Therapy routinely begins with one agent, given in gradually increasing doses until pain attacks are suppressed or reduced in intensity. When a patient only partially responds to single-drug therapy at dosages that evoke side effects, rotation to another agent or adding a second drug may enhance the therapeutic response.
Although the drugs are classified as anticonvulsants, they have differing mechanisms of action as well as side effect patterns. In a retrospective study of anticonvulsant therapy, Scrivani and coworkers found that 50% of patients reported satisfactory pain relief while taking a single antiepileptic drug, whereas 70% of those taking two drugs reported a satisfactory response.
Interventional Approaches
These can be broadly classified as peripheral techniques and those directed at the gasserian ganglion. In general, when surgical options are considered, techniques directed at the gasserian ganglion have largely replaced peripheral techniques. We will also approach neurostimulation and its role in the management of trigeminal neuralgia.
There is a paucity in the literature directly comparing medical management with surgical management. Given inconsistency in outcome measurements, poor quality of studies (most do not have independent assessment), and lack of direct comparisons, this leads to a limited ability to truly assess. Zakrzewska and associates compared the medical and surgical management of intractable trigeminal neuralgia. This is a long-term prospective longitudinal study comparing 15 patients who were followed for a mean duration of 15 years on the effectiveness of medical (oxcarbazepine) versus surgical therapy. The study indicated that mean time to recurrence of pain following oxcarbazepine therapy was 8 months and with surgical therapy it was 28 months. Clinical and patient global analysis of the outcome measures suggested that patients could benefit substantially from having surgery earlier, rather than later, in the disease process to improve the quality of life, freedom from medication, and the need for regular follow-up. Remember: this was a study group of only 15 patients.
Peripheral Nerve Blocks
Peripheral nerve ablation is a procedure that locally blocks the division of the trigeminal nerve involved with pain.
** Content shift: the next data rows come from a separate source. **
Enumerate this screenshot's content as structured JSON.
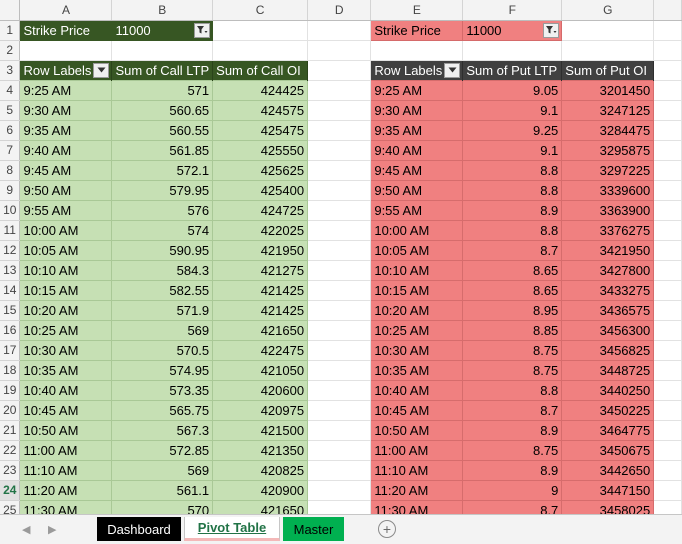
{
  "columns": [
    "A",
    "B",
    "C",
    "D",
    "E",
    "F",
    "G"
  ],
  "active_row": "24",
  "row1": {
    "num": "1",
    "left_label": "Strike Price",
    "left_value": "11000",
    "right_label": "Strike Price",
    "right_value": "11000"
  },
  "row2": {
    "num": "2"
  },
  "row3": {
    "num": "3",
    "call_headers": [
      "Row Labels",
      "Sum of Call LTP",
      "Sum of Call OI"
    ],
    "put_headers": [
      "Row Labels",
      "Sum of Put LTP",
      "Sum of Put OI"
    ]
  },
  "rows": [
    {
      "num": "4",
      "time_a": "9:25 AM",
      "call_ltp": "571",
      "call_oi": "424425",
      "time_e": "9:25 AM",
      "put_ltp": "9.05",
      "put_oi": "3201450"
    },
    {
      "num": "5",
      "time_a": "9:30 AM",
      "call_ltp": "560.65",
      "call_oi": "424575",
      "time_e": "9:30 AM",
      "put_ltp": "9.1",
      "put_oi": "3247125"
    },
    {
      "num": "6",
      "time_a": "9:35 AM",
      "call_ltp": "560.55",
      "call_oi": "425475",
      "time_e": "9:35 AM",
      "put_ltp": "9.25",
      "put_oi": "3284475"
    },
    {
      "num": "7",
      "time_a": "9:40 AM",
      "call_ltp": "561.85",
      "call_oi": "425550",
      "time_e": "9:40 AM",
      "put_ltp": "9.1",
      "put_oi": "3295875"
    },
    {
      "num": "8",
      "time_a": "9:45 AM",
      "call_ltp": "572.1",
      "call_oi": "425625",
      "time_e": "9:45 AM",
      "put_ltp": "8.8",
      "put_oi": "3297225"
    },
    {
      "num": "9",
      "time_a": "9:50 AM",
      "call_ltp": "579.95",
      "call_oi": "425400",
      "time_e": "9:50 AM",
      "put_ltp": "8.8",
      "put_oi": "3339600"
    },
    {
      "num": "10",
      "time_a": "9:55 AM",
      "call_ltp": "576",
      "call_oi": "424725",
      "time_e": "9:55 AM",
      "put_ltp": "8.9",
      "put_oi": "3363900"
    },
    {
      "num": "11",
      "time_a": "10:00 AM",
      "call_ltp": "574",
      "call_oi": "422025",
      "time_e": "10:00 AM",
      "put_ltp": "8.8",
      "put_oi": "3376275"
    },
    {
      "num": "12",
      "time_a": "10:05 AM",
      "call_ltp": "590.95",
      "call_oi": "421950",
      "time_e": "10:05 AM",
      "put_ltp": "8.7",
      "put_oi": "3421950"
    },
    {
      "num": "13",
      "time_a": "10:10 AM",
      "call_ltp": "584.3",
      "call_oi": "421275",
      "time_e": "10:10 AM",
      "put_ltp": "8.65",
      "put_oi": "3427800"
    },
    {
      "num": "14",
      "time_a": "10:15 AM",
      "call_ltp": "582.55",
      "call_oi": "421425",
      "time_e": "10:15 AM",
      "put_ltp": "8.65",
      "put_oi": "3433275"
    },
    {
      "num": "15",
      "time_a": "10:20 AM",
      "call_ltp": "571.9",
      "call_oi": "421425",
      "time_e": "10:20 AM",
      "put_ltp": "8.95",
      "put_oi": "3436575"
    },
    {
      "num": "16",
      "time_a": "10:25 AM",
      "call_ltp": "569",
      "call_oi": "421650",
      "time_e": "10:25 AM",
      "put_ltp": "8.85",
      "put_oi": "3456300"
    },
    {
      "num": "17",
      "time_a": "10:30 AM",
      "call_ltp": "570.5",
      "call_oi": "422475",
      "time_e": "10:30 AM",
      "put_ltp": "8.75",
      "put_oi": "3456825"
    },
    {
      "num": "18",
      "time_a": "10:35 AM",
      "call_ltp": "574.95",
      "call_oi": "421050",
      "time_e": "10:35 AM",
      "put_ltp": "8.75",
      "put_oi": "3448725"
    },
    {
      "num": "19",
      "time_a": "10:40 AM",
      "call_ltp": "573.35",
      "call_oi": "420600",
      "time_e": "10:40 AM",
      "put_ltp": "8.8",
      "put_oi": "3440250"
    },
    {
      "num": "20",
      "time_a": "10:45 AM",
      "call_ltp": "565.75",
      "call_oi": "420975",
      "time_e": "10:45 AM",
      "put_ltp": "8.7",
      "put_oi": "3450225"
    },
    {
      "num": "21",
      "time_a": "10:50 AM",
      "call_ltp": "567.3",
      "call_oi": "421500",
      "time_e": "10:50 AM",
      "put_ltp": "8.9",
      "put_oi": "3464775"
    },
    {
      "num": "22",
      "time_a": "11:00 AM",
      "call_ltp": "572.85",
      "call_oi": "421350",
      "time_e": "11:00 AM",
      "put_ltp": "8.75",
      "put_oi": "3450675"
    },
    {
      "num": "23",
      "time_a": "11:10 AM",
      "call_ltp": "569",
      "call_oi": "420825",
      "time_e": "11:10 AM",
      "put_ltp": "8.9",
      "put_oi": "3442650"
    },
    {
      "num": "24",
      "time_a": "11:20 AM",
      "call_ltp": "561.1",
      "call_oi": "420900",
      "time_e": "11:20 AM",
      "put_ltp": "9",
      "put_oi": "3447150"
    },
    {
      "num": "25",
      "time_a": "11:30 AM",
      "call_ltp": "570",
      "call_oi": "421650",
      "time_e": "11:30 AM",
      "put_ltp": "8.7",
      "put_oi": "3458025"
    }
  ],
  "tabs": {
    "nav_prev": "◀",
    "nav_next": "▶",
    "dashboard": "Dashboard",
    "pivot": "Pivot Table",
    "master": "Master",
    "add": "+"
  },
  "icons": {
    "filter": "filter-funnel-icon",
    "dropdown": "dropdown-arrow-icon"
  },
  "colors": {
    "call_header": "#375623",
    "call_cell": "#c6e0b4",
    "put_header": "#404040",
    "put_cell": "#f08080",
    "tab_master": "#00b050",
    "tab_dashboard": "#000000"
  }
}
The means of ablation typically include local (peripheral) blocks with local anesthetics, neurectomy of the involved trigeminal branch under local anesthesia, cryotherapy or neurolytic blocks with alcohol or phenol. For all the listed blocks, consider the addition of a small amount of corticosteroid for therapeutic purposes.
Block of the Ophthalmic Nerve
The ophthalmic nerve per se is not blocked in the treatment of trigeminal neuralgia because it leads to keratitis. The supraorbital and supratrochlear branches can be individually blocked. The supraorbital nerve block is described elsewhere in this text. The supratrochlear nerve can be injected at the superior medial corner of the orbital ridge with 1 mL of local anesthetic with or without corticosteroid. The inferior orbital nerve can be injected at the inferior orbital foramen which is 1 cm below the orbit and is usually located with a needle inserted about 2 cm lateral to the nasal and directed superiorly, posteriorly, and slightly laterally ( Fig. 33-2 ).